BOLSA DE ESPECIALISTAS
VISÃO, 02-01-2023
por Adão Carvalho, Presidente do SMMP
Uma das atribuições estatutárias do Ministério Público é a representação do Estado, das regiões autónomas e das autarquias locais.
Tal decorre igualmente da Constituição que atribui ao Ministério Público a competência para representar o Estado e defender os interesses que a lei determinar.
Essa competência para, no domínio do contencioso cível ou administrativo, representar em juízo o “Estado-Administração”, na defesa dos seus interesses patrimoniais, que lhe é atribuída pela Constituição, pelo EMP e pelo Código de Procedimento Administrativo, tem necessariamente de ser encarada em harmonia e consonância com o estatuto constitucional do Ministério Público, enquanto magistratura autónoma e proeminentemente comprometida com a defesa da legalidade democrática.
Ora, o CPTA foi alterado em 2019, passando a prever, por um lado, a representação do Estado pelo Ministério Público como uma mera possibilidade e, por outro, que nas ações administrativas em que seja demandado o Estado a citação deste é dirigida unicamente ao Centro de Competências Jurídicas do Estado, que assegura a sua transmissão aos serviços competentes e coordena os termos da respetiva intervenção em juízo.

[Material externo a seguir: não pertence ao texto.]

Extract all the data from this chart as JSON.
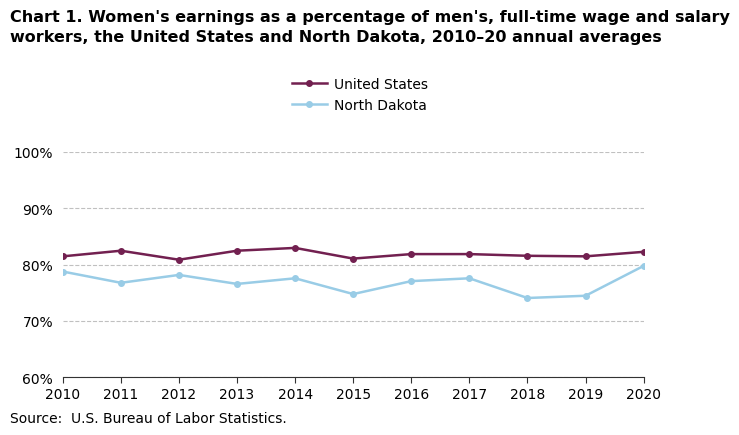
{
  "title_line1": "Chart 1. Women's earnings as a percentage of men's, full-time wage and salary",
  "title_line2": "workers, the United States and North Dakota, 2010–20 annual averages",
  "years": [
    2010,
    2011,
    2012,
    2013,
    2014,
    2015,
    2016,
    2017,
    2018,
    2019,
    2020
  ],
  "us_values": [
    81.5,
    82.5,
    80.9,
    82.5,
    83.0,
    81.1,
    81.9,
    81.9,
    81.6,
    81.5,
    82.3
  ],
  "nd_values": [
    78.8,
    76.8,
    78.2,
    76.6,
    77.6,
    74.8,
    77.1,
    77.6,
    74.1,
    74.5,
    79.8
  ],
  "us_color": "#722050",
  "nd_color": "#99cce6",
  "ylim_min": 60,
  "ylim_max": 100,
  "yticks": [
    60,
    70,
    80,
    90,
    100
  ],
  "legend_labels": [
    "United States",
    "North Dakota"
  ],
  "source_text": "Source:  U.S. Bureau of Labor Statistics.",
  "title_fontsize": 11.5,
  "axis_fontsize": 10,
  "legend_fontsize": 10,
  "source_fontsize": 10,
  "line_width": 1.8,
  "marker_size": 4
}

Com esta alteração a intervenção principal do Ministério Público em representação do Estado, enquanto decorrência de uma competência constitucionalmente atribuída, passou a depender não de uma lei, mas única e exclusivamente de um serviço central da administração direta do Estado (CCJE), que designa ou não o Ministério Público conforme lhe aprouver, sem sujeição a qualquer critério legal estabelecido e podendo, em última análise, nunca o designar, derrogando por via da decisão de um serviço administrativo uma competência constitucional.
O Ministério Público representará o Estado em juízo, na defesa dos seus interesses patrimoniais, se e apenas se for essa a escolha do Executivo.
Para além disso, nas situações em que designar o Ministério Público para a representação do Estado também tem o poder de coordenar a sua atuação em juízo.
O Ministério Público passou, assim, a estar na dependência funcional de um serviço central da administração direta do Estado e a conduzir a sua atuação, em juízo, em obediência aos comandos deste, com claro detrimento do seu arquétipo constitucional enquanto magistratura autónoma, competente e responsável.
O Tribunal Constitucional veio, em recente Acórdão, de 21 de dezembro de 2022, julgar inconstitucional, por violação do n.º 1 do artigo 219.º da Constituição, a norma que resulta da interpretação conjugada dos artigos 11.º, n.º 1, e 25.º, n.º 4, do Código de Processos nos Tribunais Administrativos (aprovado pela Lei n.º 15/2002, de 22 de fevereiro, na redação dada pela Lei n.º 118/2019, de 17 de setembro), segundo a qual, nos tribunais administrativos, quando seja demandado o Estado ou na mesma ação sejam demandados diversos ministérios, a representação do Estado pelo Ministério Público é uma possibilidade, sendo a citação dirigida unicamente ao Centro de Competências Jurídicas do Estado, que assegura a sua transmissão aos serviços competentes e coordena os termos da respetiva intervenção em juízo.
Esta decisão assume especial relevância na medida em que afirma a natureza de magistratura autónoma do Ministério Público e o seu comprometimento com a legalidade, mesmo quando é chamado a representar os interesses patrimoniais do Estado, não podendo receber ordens do poder executivo ou de qualquer serviço que o integre.